J’avais l’impression d’avoir deux personnes en face de moi: une personne géniale 23h30 sur 24 et un énorme trou de cul 30 minutes par jour. Aujourd’hui je n’hésiterais pas, ça dégage. Mais à l’époque, je le voyais comme un match presque parfait! Et j’avais peu vécu ça dans le passé, je sortais d’une relation avec quelqu’un de très respectueux sexuellement parlant, mais avec qui je n’avais aucun point commun, alors j’ai dans cette nouvelle relation j’ai un peu (totalement…) fait abstraction du respect pour profiter à fond des éléments qui nous connectaient vraiment. Mais maintenant, je me rends compte que cette connexion était totalement biaisée. D’après moi, on ne peut pas séparer à ce point les relations intimes de la relation elle-même. Le respect reste du respect, et s’il n’est pas là pendant le sexe alors il ne l’est pas envers ma personne de manière générale. En effet, au bout d’un an, il a fini par me montrer qu’il ne me respectait pas vraiment, même en dehors du lit. J’ai eu besoin de ça pour ouvrir les yeux: je ne voulais / pouvais plus vivre ça. Je voulais et veux toujours du respect 24h / 24h ou rien.
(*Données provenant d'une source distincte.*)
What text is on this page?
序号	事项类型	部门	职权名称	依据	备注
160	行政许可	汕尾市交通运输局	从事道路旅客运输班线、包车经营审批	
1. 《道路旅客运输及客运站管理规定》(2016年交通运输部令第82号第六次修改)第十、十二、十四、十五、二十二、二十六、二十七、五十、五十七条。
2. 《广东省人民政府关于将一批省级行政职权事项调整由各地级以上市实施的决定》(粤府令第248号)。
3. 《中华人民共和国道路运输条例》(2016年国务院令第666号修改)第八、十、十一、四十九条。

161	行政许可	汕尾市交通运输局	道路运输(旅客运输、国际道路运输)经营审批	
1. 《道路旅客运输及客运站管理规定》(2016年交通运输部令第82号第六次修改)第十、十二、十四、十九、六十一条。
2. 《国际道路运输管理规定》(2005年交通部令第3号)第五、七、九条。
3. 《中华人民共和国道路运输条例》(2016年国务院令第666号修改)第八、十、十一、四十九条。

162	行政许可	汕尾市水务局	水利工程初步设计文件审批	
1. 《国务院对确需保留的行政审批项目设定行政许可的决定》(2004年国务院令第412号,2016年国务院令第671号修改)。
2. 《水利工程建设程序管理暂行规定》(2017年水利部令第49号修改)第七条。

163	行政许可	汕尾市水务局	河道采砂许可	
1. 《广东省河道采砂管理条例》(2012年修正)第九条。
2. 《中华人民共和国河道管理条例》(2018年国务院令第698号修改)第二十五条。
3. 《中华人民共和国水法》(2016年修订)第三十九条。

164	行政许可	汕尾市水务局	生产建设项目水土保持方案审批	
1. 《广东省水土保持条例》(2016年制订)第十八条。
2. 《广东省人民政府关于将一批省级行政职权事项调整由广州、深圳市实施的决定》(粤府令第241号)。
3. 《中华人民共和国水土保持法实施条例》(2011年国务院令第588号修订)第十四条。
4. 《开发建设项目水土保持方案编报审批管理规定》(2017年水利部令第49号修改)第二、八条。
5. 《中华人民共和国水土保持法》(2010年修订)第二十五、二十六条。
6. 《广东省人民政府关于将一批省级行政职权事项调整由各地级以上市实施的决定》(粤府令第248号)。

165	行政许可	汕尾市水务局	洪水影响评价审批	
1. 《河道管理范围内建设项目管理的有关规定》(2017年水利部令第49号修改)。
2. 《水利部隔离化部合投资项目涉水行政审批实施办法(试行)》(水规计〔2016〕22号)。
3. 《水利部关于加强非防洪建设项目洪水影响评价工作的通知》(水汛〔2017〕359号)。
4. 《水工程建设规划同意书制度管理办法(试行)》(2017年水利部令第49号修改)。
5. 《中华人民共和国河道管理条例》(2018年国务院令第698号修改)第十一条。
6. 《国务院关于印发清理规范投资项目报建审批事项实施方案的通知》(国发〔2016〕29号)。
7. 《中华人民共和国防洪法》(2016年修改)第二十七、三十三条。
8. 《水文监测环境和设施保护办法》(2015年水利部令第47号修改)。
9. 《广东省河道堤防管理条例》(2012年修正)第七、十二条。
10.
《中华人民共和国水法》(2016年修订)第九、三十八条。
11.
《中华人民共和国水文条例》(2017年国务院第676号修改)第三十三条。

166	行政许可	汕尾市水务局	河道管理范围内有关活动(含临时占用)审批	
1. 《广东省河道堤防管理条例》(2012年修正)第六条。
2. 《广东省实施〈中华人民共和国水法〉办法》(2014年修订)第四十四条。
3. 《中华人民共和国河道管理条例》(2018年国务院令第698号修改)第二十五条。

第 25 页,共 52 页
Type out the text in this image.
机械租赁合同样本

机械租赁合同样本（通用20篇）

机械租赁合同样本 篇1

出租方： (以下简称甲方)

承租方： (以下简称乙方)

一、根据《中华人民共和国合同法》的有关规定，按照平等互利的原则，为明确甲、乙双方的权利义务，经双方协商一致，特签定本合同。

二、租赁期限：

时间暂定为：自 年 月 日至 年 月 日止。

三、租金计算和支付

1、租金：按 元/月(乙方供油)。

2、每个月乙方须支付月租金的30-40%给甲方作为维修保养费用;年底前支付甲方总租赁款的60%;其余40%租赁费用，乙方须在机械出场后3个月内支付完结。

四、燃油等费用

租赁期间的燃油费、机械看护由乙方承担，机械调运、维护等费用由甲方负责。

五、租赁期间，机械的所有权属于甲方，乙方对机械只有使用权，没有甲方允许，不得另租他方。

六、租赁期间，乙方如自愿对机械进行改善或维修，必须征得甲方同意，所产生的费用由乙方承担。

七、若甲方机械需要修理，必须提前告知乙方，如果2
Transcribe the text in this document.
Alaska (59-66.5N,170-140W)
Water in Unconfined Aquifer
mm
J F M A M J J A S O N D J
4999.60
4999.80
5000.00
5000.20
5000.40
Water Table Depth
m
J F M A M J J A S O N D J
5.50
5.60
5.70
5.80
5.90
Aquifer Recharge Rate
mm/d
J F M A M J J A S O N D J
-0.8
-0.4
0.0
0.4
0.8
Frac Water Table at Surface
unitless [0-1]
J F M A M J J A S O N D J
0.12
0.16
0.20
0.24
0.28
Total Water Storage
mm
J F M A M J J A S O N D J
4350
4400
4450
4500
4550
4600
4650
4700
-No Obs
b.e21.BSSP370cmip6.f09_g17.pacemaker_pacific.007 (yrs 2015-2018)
Maintenant que j’ai pu partager des moments intimes avec d’autres personnes, j’ai compris plein de choses sur le sexe. J’ai réappris l’intimité. Le sexe à deux c’est avant tout un feeling, un respect mutuel, un partage. Il y a une certaine vulnérabilité touchante aussi, on se met à nu, on s’ouvre. Et la condition ultime pour pouvoir le faire, c’est le SAFE SPACE. Un environnement sain, dans lequel monsieur ou madame me respecte et je le / la respecte en retour. Un environnement dans lequel l’observation et l’écoute sont primordiaux, car la communication non verbale est bien souvent au coeur de la relation sexuelle. La communication verbale aussi, on s’entend! Les deux doivent se mêler pour créer un espace de confiance.
En tout cas, cette fois, j’ai bien préparé toutes mes amies, si jamais elles ressentent un nouveau red flag de ce genre dans mes futures relations, qu’elles m’enferment jusqu’à ce que j’accepte d’y mettre fin. Non je rigole (ou pas), la vérité c’est que je n’ai aucun doute qu’aujourd’hui j’ai bien appris la leçon et je suis révoltée plus que jamais. J’ai envie de me battre pour que nous comprenions toustes ce qu’est le consentement. Je veux que ce soit enseigné dans les écoles, je veux que ça passe à la télé, je veux que ce soit affiché dans les rues. Je veux qu’on en parle, qu’on boive ce mot jusqu’à ce qu’il soit de nouveau mis à sa place: dans le gros bon sens commun, celui qui coule de source, celui qui va de soi, celui qu’on ne remet jamais en question, qui est gravé dans la roche, ancré dans nos coeurs et dans nos esprits, et qui perdure sans faille à travers des générations.